この状況から回復できますか? これは想定された動作ですか、それとも環境に前提条件が欠けていましたか?
答え1
結果は人によって異なるかもしれませんが、私の意見では、Active Directory では単一オブジェクトの復元を実行する合理的な方法はありません。物事は相互接続されており、オブジェクトは常に変化しています (これがおそらく Active Directory の「アクティブ」な部分です)。
今回遭遇したようなケースでは、Active Directory のごみ箱を有効にすることをお勧めします。
システム状態の回復は、ほとんどの場合、災害復旧 (つまり、すべての DC を失った場合) の場合にのみ実行可能です。ただし、このような場合は、おそらくそれ以上のものが失われているため、最初からやり直す方がよい場合があります。
答え2
問題は、バックアップ(1日目)に2番目のDCがなかったことです。あなたが取った方法は通常は機能し、1つのオブジェクトだけを復元できます。もしDC1 でバックアップを実行したとき、DC2 はドメインの一部でした。

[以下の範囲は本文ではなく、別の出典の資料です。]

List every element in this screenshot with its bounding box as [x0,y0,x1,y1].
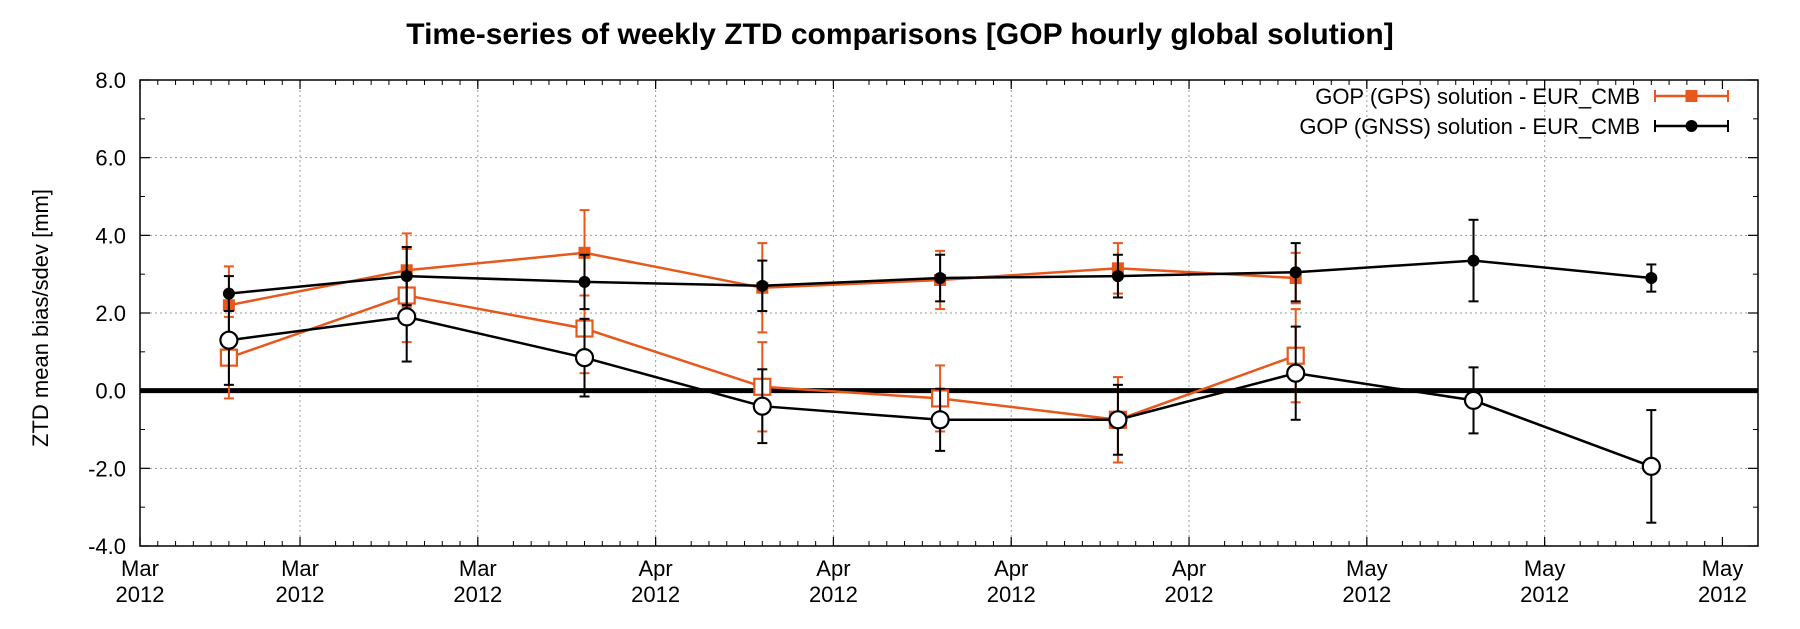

鶏が先か卵が先かという状況です。DC1 を復元すると (正しく指摘されているように)、DC2 を認識しないため、DC2 を信頼しません (レプリケーション用)。また、同じ理由で DC2 は DC1 に対して権限を持つことができません。そのため、DC が相互に信頼していないため、AD の 2 つのバージョンが別々になってしまいます。これを修正することはできません。2 番目の DC をオンラインにする前に重要なオブジェクトを削除してしまったという不運があっただけです。
答え3
バックアップが Active Directory フォレストの tombstoneLifetime (180 日) より古くない限り、任意の時点への権限のある復元がサポートされています。ドメインにドメイン コントローラーを追加して、ドメイン コントローラーが 1 つしか存在しなかったときに作成されたバックアップを復元することもできます。
注意する必要があるのは、新しく昇格されたドメイン コントローラーが Active Directory と完全に同期され、初期の SYSVOL 同期が完了していることだけです。Authorative Restore によるオブジェクトの回復を実行する前に、ドメイン内のすべてのドメイン コントローラーに NETLOGON および SYSVOL 共有が存在することを確認してください。
net share
Share name Resource Remark
-------------------------------------------------------------------------------
C$ C:\ Default share
IPC$ Remote IPC
ADMIN$ C:\Windows Remote Admin
NETLOGON C:\Windows\SYSVOL\sysvol\domain.local\SCRIPTS
Logon server share
SYSVOL C:\Windows\SYSVOL\sysvol Logon server share
The command completed successfully.
2 つのドメイン コントローラーを使用した私のシナリオでは、DC2 は完全には複製されておらず、初期 SYSVOL 同期を待機していました。その後、DC1 が復元され、再起動後も初期 SYSVOL 同期と同じ状態になりました。これにより、両方のドメイン コントローラーは複製されなくなり、この時点から実質的に両方に Active Directory の独自のコピーが存在するようになりました。